Julie Botticello: Reproducing Western Clothing for Transnational Second Hand Markets

I and many like me have always considered myself to be 'doing my bit' by shopping at charity shops. This still perhaps remains true but quite how much is up for debate. Botticello started with two factors; a)  that over consumption is leading to an over abundance of second hand clothing in domestic markets and b) that surplus second hand clothing that is unable to be sold at home is exported to the developing world. She posed the question: what happens between a and b? What people (like myself) probably didn't realise was that of all the clothing donated to the charity shops, only 20% is sold in the UK and 60% is resold abroad- mostly to Eastern Europe and Central Africa. So while that 20% is going to the charity's chosen cause, who is getting the rest of the profit?

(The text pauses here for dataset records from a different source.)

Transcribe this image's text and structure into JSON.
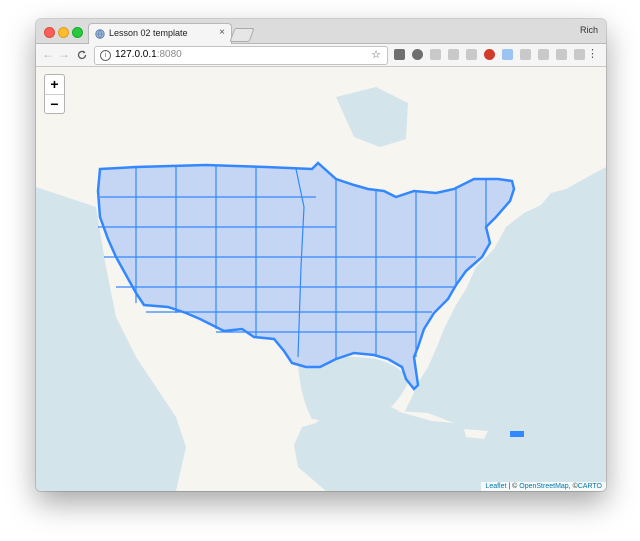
{
  "window": {
    "profile_name": "Rich"
  },
  "tab": {
    "title": "Lesson 02 template",
    "close_glyph": "×"
  },
  "toolbar": {
    "back_glyph": "←",
    "forward_glyph": "→",
    "reload_glyph": "C",
    "url_host": "127.0.0.1",
    "url_port": ":8080",
    "info_glyph": "i",
    "star_glyph": "☆",
    "menu_glyph": "⋮",
    "extensions": [
      "extension-icon",
      "extension-icon",
      "extension-icon",
      "extension-icon",
      "extension-icon",
      "off-extension-icon",
      "extension-icon",
      "extension-icon",
      "extension-icon",
      "extension-icon",
      "extension-icon"
    ]
  },
  "map": {
    "zoom_in": "+",
    "zoom_out": "−",
    "attribution": {
      "leaflet": "Leaflet",
      "sep": " | © ",
      "osm": "OpenStreetMap",
      "carto_prefix": ", ©",
      "carto": "CARTO"
    },
    "colors": {
      "water": "#d4e4eb",
      "land": "#f7f5f0",
      "county_fill": "#c5d6f5",
      "county_stroke": "#3388ff"
    }
  }
}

A rag factory- receiving several hundred tonnes of clothing a week- is the middle man between a and b where the garments are sorted into categories such as fabric type or intended market. These are then resold in unopened bales which, importantly, must remain sealed as an opened bale is considered 'contaminated' where someone may have laid eyes on its contents already or swapped items. In this way the factory itself becomes a brand. The clothing also goes through various stages of re-branding- being new, then classed as rubbish, then re-classed in the rag factory and made new again when sold. These shifting biography's perhaps can be paralleled with our own shifting definitions within our current media run culture- being valued, valueless, then valued again.


Sorry I missed......... Sarah Cheang (London College of Fashion) speaking on Fashion and Ethnicity.